这期间的英语也有德语那样的强变化动词与名词,名词有阴性、阳性和中性之分,语句也有主格、宾格、所有格和间接宾语之别,即日尔曼语言特有的构成式句型(Synthetic language)。但“海外德人”说的德语相对母土的德语总是蜕化得很快,几代之后,随着人们不断简化动词、名词的强变化,复数省去不规则变化而简单以s代之,名词的定冠词不再考虑词性、而以统一的the来替代。

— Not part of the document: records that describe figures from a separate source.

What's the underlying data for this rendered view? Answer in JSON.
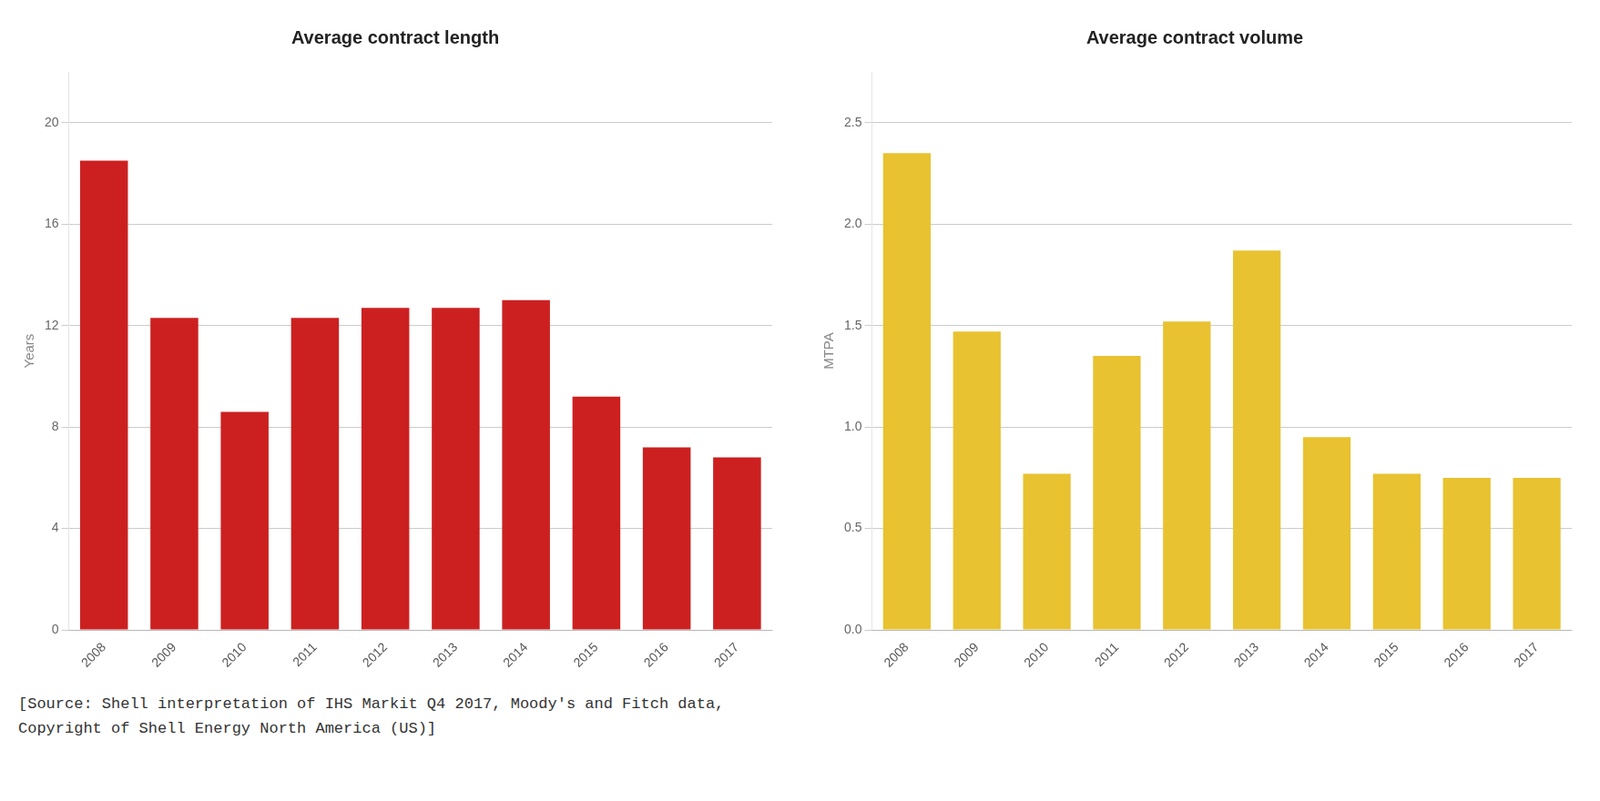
{
  "chart_data": [
    {
      "type": "bar",
      "title": "Average contract length",
      "ylabel": "Years",
      "categories": [
        "2008",
        "2009",
        "2010",
        "2011",
        "2012",
        "2013",
        "2014",
        "2015",
        "2016",
        "2017"
      ],
      "values": [
        18.5,
        12.3,
        8.6,
        12.3,
        12.7,
        12.7,
        13.0,
        9.2,
        7.2,
        6.8
      ],
      "color": "#CC2020",
      "ylim": [
        0,
        22
      ],
      "yticks": [
        0,
        4,
        8,
        12,
        16,
        20
      ],
      "grid": true
    },
    {
      "type": "bar",
      "title": "Average contract volume",
      "ylabel": "MTPA",
      "categories": [
        "2008",
        "2009",
        "2010",
        "2011",
        "2012",
        "2013",
        "2014",
        "2015",
        "2016",
        "2017"
      ],
      "values": [
        2.35,
        1.47,
        0.77,
        1.35,
        1.52,
        1.87,
        0.95,
        0.77,
        0.75,
        0.75
      ],
      "color": "#E8C230",
      "ylim": [
        0,
        2.75
      ],
      "yticks": [
        {
          "value": 0,
          "label": "0.0"
        },
        0.5,
        {
          "value": 1,
          "label": "1.0"
        },
        1.5,
        {
          "value": 2,
          "label": "2.0"
        },
        2.5
      ],
      "grid": true
    }
  ],
  "annotations": [
    "[Source: Shell interpretation of IHS Markit Q4 2017, Moody's and Fitch data,",
    "Copyright of Shell Energy North America (US)]"
  ]
}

尤其逐步省去了不同格数名词的变化,以致仅仅从名词形式已经无法区分该名词事主格、宾格或间接宾语,于是只能在语序上规范化地“主格+间接宾语+加直接宾语”,即成为分析式句型(Isolating language),远离了日尔曼语言(如德语)的特征。
12世纪英国被法国北部的诺曼底公爵国占领,占领者带去了法国宫廷文化,于是英国上层都是法国人,讲法语,所有法律等官方文件都是法语,文学艺术领域当然也都是用法语,而英国基层百姓依旧讲德语。但如果谁想进入政府部门或与官方联系,就必须自学法语。几百年后两种语言混合,日常用语以德语为基础,宫廷文化、文学艺术和法律规范等渗入法语(Middle English)。同样可惜的是,英国上层来自法国北部的诺曼底,讲的是诺曼底方言(低地法语),不等同于巴黎方言,而16世纪后巴黎方言为法国官方语,从而成为今日法国的通用法语。
如此阴差阳错,英语成为德国和法国两个北方方言的混合体,与今日德法两国官方语擦肩而过。意大利文艺复兴后,甚至直到现代社会,拉丁文同时进入德语、法语和英语的学术和科技领域,拉近了三种语言的距离(Modern English)。欧洲文字本来是公元前十世纪中东的腓尼基文明带来的拼音文字:怎样读就怎样写。因为现代英语照搬了许多其它语言的文字,造成英语语言与文字之间的混乱,许多英语词已经无法像德语那样见了单词就能读、能读就能写的纯拼音文字。